Extracellular detection of the juxtacellular neuron's action potentials. Representative juxtacellular recording (A) and wide-band (B; 0.1–7,500 kHz) signal recorded simultaneously with a 32-channel silicon polytrode. C: on the highpass filtered extracellular data is visible the occurrence of temporally overlapping spikes on separated electrodes. The highlighted traces are expanded in the right panel and included black arrows to indicate all spikes identified by SpikeDetekt using standard thresholds and green arrows to indicate the time of juxtacellular spikes. D: peri-event time histograms of the extracellular spike events found by SpikeDetekt, relative to the juxtacellular spike times in 1-ms bins centered at 0 ms, are shown for each electrode channel at their relative position on the extracellular probe. The channel with the largest peak in the bin at 0 (±0.5 ms from the juxtacellular event) is indicated by asterisk and expanded at bottom. E: same presentation as in D but for a neuron with a smaller extracellular action potential.

Fig. 5.

Spatiotemporal structure of extracellular signatures.

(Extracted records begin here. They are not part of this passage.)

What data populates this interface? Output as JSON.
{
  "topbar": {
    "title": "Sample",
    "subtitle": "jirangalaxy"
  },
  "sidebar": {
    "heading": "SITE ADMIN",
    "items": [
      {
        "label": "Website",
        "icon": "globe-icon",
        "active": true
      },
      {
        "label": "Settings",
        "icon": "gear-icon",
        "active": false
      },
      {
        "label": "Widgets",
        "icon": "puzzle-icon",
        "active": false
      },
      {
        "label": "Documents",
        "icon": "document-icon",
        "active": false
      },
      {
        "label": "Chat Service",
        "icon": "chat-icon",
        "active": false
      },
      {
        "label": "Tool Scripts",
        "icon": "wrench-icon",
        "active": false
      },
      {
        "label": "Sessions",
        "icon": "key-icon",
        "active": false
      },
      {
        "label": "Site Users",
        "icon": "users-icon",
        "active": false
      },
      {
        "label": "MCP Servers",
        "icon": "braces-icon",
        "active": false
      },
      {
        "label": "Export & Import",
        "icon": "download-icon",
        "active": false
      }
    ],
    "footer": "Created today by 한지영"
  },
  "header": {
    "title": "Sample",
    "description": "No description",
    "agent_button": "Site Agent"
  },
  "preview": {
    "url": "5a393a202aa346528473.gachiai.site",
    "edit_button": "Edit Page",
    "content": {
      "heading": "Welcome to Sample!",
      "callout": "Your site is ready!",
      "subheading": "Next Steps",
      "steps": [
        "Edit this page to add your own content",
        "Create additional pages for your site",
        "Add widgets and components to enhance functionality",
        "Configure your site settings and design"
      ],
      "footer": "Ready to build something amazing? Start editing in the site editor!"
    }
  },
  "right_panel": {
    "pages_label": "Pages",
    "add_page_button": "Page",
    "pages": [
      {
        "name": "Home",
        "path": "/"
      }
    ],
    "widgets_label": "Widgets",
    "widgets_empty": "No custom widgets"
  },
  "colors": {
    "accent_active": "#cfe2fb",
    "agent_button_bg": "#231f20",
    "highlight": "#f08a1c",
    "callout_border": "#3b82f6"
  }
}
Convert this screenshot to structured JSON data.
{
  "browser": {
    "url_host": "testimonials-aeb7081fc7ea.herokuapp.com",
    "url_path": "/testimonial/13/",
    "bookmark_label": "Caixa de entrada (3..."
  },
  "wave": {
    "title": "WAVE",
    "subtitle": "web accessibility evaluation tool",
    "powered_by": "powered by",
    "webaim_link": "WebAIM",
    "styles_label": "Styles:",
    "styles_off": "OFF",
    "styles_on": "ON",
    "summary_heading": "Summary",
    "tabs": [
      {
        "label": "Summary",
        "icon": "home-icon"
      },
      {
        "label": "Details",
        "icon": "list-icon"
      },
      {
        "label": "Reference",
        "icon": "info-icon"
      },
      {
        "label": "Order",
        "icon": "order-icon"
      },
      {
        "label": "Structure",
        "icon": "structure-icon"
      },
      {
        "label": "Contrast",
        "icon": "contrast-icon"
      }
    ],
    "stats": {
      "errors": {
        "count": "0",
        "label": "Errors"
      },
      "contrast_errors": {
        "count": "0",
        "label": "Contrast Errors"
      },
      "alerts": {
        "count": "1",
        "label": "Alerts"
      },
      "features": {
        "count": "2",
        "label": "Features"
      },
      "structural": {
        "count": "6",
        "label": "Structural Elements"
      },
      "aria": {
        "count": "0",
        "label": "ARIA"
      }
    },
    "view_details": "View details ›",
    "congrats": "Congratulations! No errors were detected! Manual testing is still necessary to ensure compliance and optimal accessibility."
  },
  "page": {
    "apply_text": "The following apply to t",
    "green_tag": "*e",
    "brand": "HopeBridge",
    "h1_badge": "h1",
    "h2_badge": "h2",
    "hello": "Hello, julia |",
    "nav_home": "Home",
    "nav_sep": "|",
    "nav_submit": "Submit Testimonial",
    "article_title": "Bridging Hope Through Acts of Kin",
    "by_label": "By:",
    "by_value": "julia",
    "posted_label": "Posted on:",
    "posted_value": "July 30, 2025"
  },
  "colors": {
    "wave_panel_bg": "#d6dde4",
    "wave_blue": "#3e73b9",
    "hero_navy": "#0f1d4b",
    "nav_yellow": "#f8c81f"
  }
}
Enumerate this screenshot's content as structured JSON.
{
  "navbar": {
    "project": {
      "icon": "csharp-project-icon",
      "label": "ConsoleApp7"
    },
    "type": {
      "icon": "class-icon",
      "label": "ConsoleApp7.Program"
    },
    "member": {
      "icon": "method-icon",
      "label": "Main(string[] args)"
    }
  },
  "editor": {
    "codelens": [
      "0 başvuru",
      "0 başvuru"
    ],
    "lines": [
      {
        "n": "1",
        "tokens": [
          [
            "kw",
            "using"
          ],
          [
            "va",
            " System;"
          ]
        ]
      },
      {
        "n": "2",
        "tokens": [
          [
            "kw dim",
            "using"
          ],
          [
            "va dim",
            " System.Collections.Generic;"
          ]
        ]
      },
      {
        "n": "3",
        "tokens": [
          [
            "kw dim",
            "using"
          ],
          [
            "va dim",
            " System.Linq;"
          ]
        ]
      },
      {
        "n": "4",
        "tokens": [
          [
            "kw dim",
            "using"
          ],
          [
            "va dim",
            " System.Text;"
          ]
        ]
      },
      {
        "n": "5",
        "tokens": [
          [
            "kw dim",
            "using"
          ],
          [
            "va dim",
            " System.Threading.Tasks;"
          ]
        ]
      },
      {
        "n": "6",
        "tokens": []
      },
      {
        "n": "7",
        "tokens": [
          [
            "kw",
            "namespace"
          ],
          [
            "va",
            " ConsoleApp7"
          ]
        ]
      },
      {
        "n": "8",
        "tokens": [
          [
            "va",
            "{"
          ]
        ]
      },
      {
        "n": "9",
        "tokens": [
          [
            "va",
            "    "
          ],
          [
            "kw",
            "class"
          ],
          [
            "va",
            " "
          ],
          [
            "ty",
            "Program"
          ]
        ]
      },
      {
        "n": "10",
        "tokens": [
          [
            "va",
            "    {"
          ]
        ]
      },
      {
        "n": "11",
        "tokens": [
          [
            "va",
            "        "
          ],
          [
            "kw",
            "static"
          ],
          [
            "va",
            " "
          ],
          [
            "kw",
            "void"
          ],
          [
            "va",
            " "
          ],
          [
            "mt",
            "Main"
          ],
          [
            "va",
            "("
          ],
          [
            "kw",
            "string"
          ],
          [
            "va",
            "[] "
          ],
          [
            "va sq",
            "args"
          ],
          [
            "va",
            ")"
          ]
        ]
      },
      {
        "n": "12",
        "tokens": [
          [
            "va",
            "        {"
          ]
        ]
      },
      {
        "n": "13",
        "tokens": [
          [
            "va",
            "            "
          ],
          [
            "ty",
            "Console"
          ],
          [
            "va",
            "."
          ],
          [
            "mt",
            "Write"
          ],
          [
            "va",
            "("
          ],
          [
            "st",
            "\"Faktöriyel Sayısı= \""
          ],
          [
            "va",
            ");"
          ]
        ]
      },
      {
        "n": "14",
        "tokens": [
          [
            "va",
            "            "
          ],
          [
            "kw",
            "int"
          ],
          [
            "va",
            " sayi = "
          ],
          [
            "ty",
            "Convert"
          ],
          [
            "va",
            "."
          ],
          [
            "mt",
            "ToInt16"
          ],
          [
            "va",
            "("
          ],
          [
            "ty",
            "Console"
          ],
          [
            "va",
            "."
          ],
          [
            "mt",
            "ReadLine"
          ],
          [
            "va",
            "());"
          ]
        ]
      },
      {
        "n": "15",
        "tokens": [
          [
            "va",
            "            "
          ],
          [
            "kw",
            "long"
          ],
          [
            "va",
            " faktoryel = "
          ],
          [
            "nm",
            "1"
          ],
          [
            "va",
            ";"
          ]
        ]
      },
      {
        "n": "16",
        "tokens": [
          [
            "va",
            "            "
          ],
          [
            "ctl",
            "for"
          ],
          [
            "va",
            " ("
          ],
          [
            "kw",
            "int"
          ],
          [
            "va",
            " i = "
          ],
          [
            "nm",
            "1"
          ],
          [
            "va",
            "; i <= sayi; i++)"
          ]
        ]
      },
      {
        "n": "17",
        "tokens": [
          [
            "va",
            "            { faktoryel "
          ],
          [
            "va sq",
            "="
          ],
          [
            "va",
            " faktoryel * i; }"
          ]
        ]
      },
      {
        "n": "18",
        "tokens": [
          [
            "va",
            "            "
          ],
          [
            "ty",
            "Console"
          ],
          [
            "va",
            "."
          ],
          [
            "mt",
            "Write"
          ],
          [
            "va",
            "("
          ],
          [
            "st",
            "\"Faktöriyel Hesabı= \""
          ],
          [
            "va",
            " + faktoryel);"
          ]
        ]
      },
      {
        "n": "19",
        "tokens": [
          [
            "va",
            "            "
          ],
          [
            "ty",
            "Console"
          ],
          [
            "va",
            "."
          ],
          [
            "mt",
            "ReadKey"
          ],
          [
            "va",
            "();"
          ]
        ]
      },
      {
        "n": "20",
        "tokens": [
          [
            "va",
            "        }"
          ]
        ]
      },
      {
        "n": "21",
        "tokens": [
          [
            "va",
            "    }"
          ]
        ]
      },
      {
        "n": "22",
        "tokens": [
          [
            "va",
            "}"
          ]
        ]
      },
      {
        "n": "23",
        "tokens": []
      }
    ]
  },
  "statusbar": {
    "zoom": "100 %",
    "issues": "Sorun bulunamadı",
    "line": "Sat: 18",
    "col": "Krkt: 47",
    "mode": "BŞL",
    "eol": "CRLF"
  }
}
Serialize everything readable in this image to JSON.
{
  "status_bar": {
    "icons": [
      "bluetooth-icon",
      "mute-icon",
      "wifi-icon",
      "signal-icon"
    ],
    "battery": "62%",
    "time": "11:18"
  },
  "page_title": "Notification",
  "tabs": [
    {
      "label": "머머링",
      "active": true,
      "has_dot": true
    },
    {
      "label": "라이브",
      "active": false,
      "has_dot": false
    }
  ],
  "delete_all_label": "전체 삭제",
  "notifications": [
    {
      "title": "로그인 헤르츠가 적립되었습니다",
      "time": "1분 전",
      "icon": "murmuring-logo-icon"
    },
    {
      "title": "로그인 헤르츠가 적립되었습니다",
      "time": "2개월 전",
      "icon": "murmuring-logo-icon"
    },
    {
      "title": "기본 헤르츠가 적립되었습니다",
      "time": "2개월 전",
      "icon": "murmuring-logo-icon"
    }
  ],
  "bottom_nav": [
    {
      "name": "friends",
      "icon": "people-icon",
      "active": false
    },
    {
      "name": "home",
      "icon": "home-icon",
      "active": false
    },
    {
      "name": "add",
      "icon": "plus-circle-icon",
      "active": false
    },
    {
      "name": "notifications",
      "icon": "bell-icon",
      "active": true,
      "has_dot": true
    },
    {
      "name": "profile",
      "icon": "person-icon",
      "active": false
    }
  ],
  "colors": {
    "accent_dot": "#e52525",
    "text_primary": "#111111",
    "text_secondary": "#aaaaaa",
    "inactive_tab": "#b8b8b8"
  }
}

A: geometry and dimensions of the 32-channel electrode array. B: JTA waveforms (2014_11_25_Pair1.1) for all the extracellular electrodes are spatially arranged according to the probe geometry. C: expanded comparison of the JTA waveforms for the indicated electrodes with a line denoting the peak time of the juxtacellular spike. D–F: similar presentation as (A–C) for one 128-channel polytrode pair example (2015_09_04_Pair5.0).

Fig. 6.

Dataset for validating spike detection and sorting algorithms for dense polytrodes. A: spatial distribution of the peak-to-peak amplitude within a time window (±1 ms) surrounding the juxtacellular event and the indicated color code was used to display and interpolate these amplitudes throughout the 32-channel probe shaft. In addition, the extracellular JTA waveforms for all the extracellular electrodes are spatially arranged. B: same presentation as in A for paired-recordings with the 128-channel probe.